Ahora bien: entrar en este modelo de mercado único y universal, con sus reglas y sus perversiones, no significa adoptar también el modelo de sociedad que le dio origen. A este mercado hay que acudir con los ojos abiertos, con un recio blindaje moral y conceptual para no perder el norte. Es cierto que en algunos aspectos Europa no puede competir con el sistema americano, como tampoco iguala de momento su solvencia científica, pero la competitividad necesaria no puede pasar por la renuncia de nuestro modelo social, porque esto es una cuestión de herencia. Las herencias no se dilapidan sino es con un alto coste de identidad y de nobleza. Después de todo, Europa es la cuna del humanismo: el Renacimiento ya nos enseñó que la escala humana es la medida de todas las cosas. Las sociedades europeas aprendieron, a golpe de guerras, que no podían dejar a sus ciudadanos a la intemperie, que la dignidad no es una cuestión de mercado. El mercado funciona para los que funcionan y el resto, los descolgados, van a las perpetuas bolsas de exclusión: eso no es Europa. Europa es más humana, porque es más justa.
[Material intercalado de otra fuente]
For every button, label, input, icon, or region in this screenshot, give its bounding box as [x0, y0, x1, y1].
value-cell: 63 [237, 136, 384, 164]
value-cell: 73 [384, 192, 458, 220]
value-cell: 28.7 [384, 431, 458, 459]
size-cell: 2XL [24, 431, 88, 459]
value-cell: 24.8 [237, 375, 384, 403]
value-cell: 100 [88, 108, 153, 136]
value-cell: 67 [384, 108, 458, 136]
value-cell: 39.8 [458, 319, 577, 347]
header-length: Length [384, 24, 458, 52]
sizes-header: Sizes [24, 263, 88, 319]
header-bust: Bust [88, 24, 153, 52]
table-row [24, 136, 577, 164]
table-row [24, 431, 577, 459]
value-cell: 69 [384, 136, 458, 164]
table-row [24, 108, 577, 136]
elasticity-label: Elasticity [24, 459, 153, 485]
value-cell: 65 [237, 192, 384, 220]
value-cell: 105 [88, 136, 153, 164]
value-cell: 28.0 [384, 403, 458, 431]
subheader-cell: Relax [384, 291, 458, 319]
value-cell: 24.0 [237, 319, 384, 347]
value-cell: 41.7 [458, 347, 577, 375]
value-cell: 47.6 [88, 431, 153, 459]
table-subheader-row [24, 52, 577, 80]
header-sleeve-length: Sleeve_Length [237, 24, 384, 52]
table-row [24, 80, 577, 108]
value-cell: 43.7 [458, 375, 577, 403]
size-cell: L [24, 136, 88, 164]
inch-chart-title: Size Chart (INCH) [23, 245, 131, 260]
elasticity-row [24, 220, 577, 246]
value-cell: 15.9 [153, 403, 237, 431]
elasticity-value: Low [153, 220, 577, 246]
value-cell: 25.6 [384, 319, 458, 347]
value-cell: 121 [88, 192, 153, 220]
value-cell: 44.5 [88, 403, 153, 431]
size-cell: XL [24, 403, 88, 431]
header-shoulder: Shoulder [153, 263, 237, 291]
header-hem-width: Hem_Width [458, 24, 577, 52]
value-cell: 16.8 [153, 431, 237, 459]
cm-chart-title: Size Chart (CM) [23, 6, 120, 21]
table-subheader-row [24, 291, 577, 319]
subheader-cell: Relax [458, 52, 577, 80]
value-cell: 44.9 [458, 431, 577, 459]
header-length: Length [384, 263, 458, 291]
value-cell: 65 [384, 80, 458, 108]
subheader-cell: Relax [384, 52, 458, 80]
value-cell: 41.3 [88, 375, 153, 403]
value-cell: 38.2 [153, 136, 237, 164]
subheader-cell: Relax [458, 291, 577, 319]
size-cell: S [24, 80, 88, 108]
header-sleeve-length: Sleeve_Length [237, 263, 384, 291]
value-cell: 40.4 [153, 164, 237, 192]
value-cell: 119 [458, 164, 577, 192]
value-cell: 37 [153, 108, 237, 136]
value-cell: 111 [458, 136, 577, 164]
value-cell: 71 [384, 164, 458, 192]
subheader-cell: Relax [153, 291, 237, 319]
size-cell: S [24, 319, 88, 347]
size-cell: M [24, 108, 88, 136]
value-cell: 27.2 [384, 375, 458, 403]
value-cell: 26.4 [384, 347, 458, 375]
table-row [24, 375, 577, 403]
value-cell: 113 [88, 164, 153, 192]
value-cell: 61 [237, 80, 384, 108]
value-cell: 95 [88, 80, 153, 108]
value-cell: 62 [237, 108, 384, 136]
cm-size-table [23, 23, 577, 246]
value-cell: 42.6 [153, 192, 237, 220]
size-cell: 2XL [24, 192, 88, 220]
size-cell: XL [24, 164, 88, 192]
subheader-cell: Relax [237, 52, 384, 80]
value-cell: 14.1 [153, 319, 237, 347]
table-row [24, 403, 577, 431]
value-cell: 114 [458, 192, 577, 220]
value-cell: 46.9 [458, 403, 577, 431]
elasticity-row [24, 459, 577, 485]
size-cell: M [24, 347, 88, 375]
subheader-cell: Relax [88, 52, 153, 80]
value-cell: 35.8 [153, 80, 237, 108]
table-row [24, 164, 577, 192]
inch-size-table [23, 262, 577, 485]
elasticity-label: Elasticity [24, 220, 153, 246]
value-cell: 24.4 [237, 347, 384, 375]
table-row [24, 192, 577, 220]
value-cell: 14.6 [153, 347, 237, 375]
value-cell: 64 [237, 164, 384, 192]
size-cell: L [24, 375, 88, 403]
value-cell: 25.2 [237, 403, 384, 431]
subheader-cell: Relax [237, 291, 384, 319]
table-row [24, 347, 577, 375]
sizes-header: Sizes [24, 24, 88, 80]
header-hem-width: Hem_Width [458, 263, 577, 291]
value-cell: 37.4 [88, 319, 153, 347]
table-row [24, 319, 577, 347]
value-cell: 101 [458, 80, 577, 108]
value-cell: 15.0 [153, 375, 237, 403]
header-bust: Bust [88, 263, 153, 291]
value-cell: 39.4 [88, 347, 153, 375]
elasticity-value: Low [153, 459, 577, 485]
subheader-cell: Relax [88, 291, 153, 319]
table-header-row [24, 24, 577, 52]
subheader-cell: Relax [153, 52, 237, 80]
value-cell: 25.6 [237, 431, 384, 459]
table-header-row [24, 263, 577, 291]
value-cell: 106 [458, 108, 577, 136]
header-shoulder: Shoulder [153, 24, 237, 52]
Las sociedades no pueden renunciar a sus valores. Bien está desregularizar mercados energéticos -algo que todavía no ha pasado en España, por cierto, y así nos luce el pelo-, pero espanta un tanto oír hablar de 'reformar mercados laborales no eficientes', en esta terminología fría y cortante que usa el eje Madrid-Roma-Londres, esta última una alineación extraña si no fuera por la vocación americana de los británicos y la costosísima herencia de Mrs. Thatcher. ¿Es eficiente desproteger al trabajador? ¿Es eficiente el contrato-basura? ¿Es eficiente que Lear deslocalice su producción, cierre en Cervera y abra en Polonia, sin que nadie le chiste en su huída sin pérdidas? Estas cosas necesitan una reflexión profunda, seria y consecuente.
Muchas voces abogan por una Europa de valores más solidarios. El gas o la electricidad pueden ser elementos importantes en esta cumbre de Barcelona -con o sin acuerdo-, pero no pueden eclipsar la Unión Europea de los ciudadanos, que es la que queremos. Más Europa, no menos, y en más ámbitos que los meramente de mercado. La Europa de la libertad, la controversia y la paz, fruto del acuerdo, no de la imposición. La Europa económicamente unida pero, más importante aún, cívicamente unida. La Europa de la muy rica, densa y diversa red de ciudades con voz propia (y sin voz, de momento, en la Convención). No importa que esa Europa se mire en el espejo americano para aprender lo que de bueno pueda tener, pero no sólo en el americano. Por encima de todo debemos preservar las profundas lecciones aprendidas dolorosamente en el convulso siglo XX, el mejor en muchos aspectos y también el más cruel. Aprovechemos este poso de verdadero conocimiento que tenemos las sociedades europeas. Con ambición y sin complejos.